An Optimizing Framework on MLIR for Efficient FPGA-based Accelerator Generation

With the increasing demand for computing capability given limited resource and power budgets, it is crucial to deploy applications to customized accelerators like FPGAs. However, FPGA programming is non-trivial. Although existing high-level synthesis (HLS) tools improve productivity to a certain extent, they are limited in scope and capability to support sufficient FPGA-oriented optimizations. This paper focuses on FPGA-based accelerators and proposes POM, an optimizing framework built on multi-level intermediate representation (MLIR). POM has several features which demonstrate its scope and capability of performance optimization. First, most HLS tools depend exclusively on a single-level IR to perform all the optimizations, introducing excessive information into the IR and making debugging an arduous task. In contrast, POM introduces three layers of IR to perform operations at suitable abstraction levels, streamlining the implementation and debugging process and exhibiting better flexibility, extensibility, and systematicness. Second, POM integrates the polyhedral model into MLIR, enabling advanced dependence analysis and various FPGA-oriented loop transformations. By representing nested loops with integer sets and maps, loop transformations can be conducted conveniently through manipulations on polyhedral semantics. Finally, to further relieve design effort, POM has a user-friendly programming interface (DSL) that allows a concise description of computation and includes a rich collection of scheduling primitives. An automatic design space exploration (DSE) engine is provided to search for high-performance optimization schemes efficiently and generate optimized accelerators automatically. Experimental results show that POM achieves a $6.46\times$ average speedup on typical benchmark suites and a $6.06\times$ average speedup on real-world applications compared to the state-of-the-art.
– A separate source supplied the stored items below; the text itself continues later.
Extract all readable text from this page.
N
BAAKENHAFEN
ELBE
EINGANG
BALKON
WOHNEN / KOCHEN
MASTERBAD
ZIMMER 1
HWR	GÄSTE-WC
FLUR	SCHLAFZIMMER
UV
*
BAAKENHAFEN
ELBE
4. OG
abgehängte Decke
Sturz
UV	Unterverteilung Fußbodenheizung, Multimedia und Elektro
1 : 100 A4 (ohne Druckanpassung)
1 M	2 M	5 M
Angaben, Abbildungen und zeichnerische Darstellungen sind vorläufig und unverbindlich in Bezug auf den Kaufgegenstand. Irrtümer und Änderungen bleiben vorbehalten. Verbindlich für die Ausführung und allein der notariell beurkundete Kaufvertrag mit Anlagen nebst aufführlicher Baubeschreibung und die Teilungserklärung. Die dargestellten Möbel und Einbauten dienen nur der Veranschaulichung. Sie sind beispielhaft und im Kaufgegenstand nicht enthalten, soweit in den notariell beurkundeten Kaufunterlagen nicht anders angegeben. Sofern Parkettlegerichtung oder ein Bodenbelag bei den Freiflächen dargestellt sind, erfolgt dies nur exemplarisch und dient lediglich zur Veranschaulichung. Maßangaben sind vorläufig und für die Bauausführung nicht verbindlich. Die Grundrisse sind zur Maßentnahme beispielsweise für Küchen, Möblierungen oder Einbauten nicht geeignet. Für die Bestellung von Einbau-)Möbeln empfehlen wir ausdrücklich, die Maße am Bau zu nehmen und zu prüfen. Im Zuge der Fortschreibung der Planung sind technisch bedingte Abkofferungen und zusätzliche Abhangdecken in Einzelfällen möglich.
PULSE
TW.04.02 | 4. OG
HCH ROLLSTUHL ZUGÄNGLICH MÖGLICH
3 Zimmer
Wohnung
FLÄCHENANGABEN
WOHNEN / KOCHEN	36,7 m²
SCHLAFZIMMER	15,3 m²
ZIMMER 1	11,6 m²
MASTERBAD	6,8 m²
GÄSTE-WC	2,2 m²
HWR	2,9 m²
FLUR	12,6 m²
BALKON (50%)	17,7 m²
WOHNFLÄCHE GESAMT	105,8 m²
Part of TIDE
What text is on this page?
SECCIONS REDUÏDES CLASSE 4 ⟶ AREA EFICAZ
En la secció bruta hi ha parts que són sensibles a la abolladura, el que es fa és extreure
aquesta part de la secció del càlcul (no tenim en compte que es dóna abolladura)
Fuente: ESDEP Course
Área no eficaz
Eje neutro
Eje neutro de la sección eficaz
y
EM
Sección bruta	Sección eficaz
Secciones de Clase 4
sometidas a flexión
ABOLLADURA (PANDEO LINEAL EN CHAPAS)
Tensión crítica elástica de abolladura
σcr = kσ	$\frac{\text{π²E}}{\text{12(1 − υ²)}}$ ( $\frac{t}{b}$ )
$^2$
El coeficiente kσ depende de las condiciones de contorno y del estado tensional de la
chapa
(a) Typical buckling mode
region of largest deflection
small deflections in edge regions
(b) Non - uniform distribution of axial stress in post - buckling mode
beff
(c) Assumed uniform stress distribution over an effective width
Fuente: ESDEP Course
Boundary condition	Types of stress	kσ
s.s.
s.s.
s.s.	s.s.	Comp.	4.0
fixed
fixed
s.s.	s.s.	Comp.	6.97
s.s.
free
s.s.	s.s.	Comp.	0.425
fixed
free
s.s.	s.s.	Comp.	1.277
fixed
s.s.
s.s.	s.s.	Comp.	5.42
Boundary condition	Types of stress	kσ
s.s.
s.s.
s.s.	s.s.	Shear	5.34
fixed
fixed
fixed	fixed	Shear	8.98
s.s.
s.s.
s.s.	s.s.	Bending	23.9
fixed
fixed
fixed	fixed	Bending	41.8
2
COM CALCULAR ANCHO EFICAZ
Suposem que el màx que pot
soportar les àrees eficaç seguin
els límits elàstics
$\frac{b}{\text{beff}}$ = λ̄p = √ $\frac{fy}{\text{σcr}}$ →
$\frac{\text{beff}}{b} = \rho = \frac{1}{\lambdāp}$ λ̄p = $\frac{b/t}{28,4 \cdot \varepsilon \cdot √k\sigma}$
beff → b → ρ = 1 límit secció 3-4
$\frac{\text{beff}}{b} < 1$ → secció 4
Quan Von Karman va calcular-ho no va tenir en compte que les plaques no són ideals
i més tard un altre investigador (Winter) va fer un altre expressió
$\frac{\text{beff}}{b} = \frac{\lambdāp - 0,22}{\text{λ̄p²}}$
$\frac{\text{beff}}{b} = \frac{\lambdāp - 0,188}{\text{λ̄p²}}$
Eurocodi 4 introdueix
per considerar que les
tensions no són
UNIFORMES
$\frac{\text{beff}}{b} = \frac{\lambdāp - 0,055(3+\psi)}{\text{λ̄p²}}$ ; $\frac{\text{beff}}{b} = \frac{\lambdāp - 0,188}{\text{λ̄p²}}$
翻译：随着在有限资源与功耗预算下对计算能力需求的日益增长，将应用部署到如FPGA等定制化加速器上变得至关重要。然而，FPGA编程并非易事。尽管现有高级综合（HLS）工具在一定程度上提升了开发效率，但其在范围与能力上存在局限，难以充分支持面向FPGA的优化。本文聚焦于基于FPGA的加速器，提出POM——一种基于多级中间表示（MLIR）构建的优化框架。POM具备多项彰显其性能优化范围与能力的特性。首先，大多数HLS工具完全依赖单级IR执行所有优化，向IR中引入过多信息并使调试成为一项艰巨任务。相比之下，POM引入三级IR，在适当的抽象层次执行操作，简化了实现与调试流程，展现出更好的灵活性、可扩展性与系统性。其次，POM将多面体模型集成到MLIR中，实现了高级依赖分析及多种面向FPGA的循环变换。通过用整数集合与映射表示嵌套循环，可借助多面体语义上的操作便捷地进行循环变换。最后，为进一步减轻设计工作量，POM提供了用户友好的编程接口（DSL），可简洁描述计算过程，并包含丰富的调度原语集合。同时提供自动设计空间探索（DSE）引擎，高效搜索高性能优化方案并自动生成优化后的加速器。实验结果表明，相较于现有最先进方案，POM在典型基准测试套件上实现了$6.46\times$的平均加速比，在真实应用中实现了$6.06\times$的平均加速比。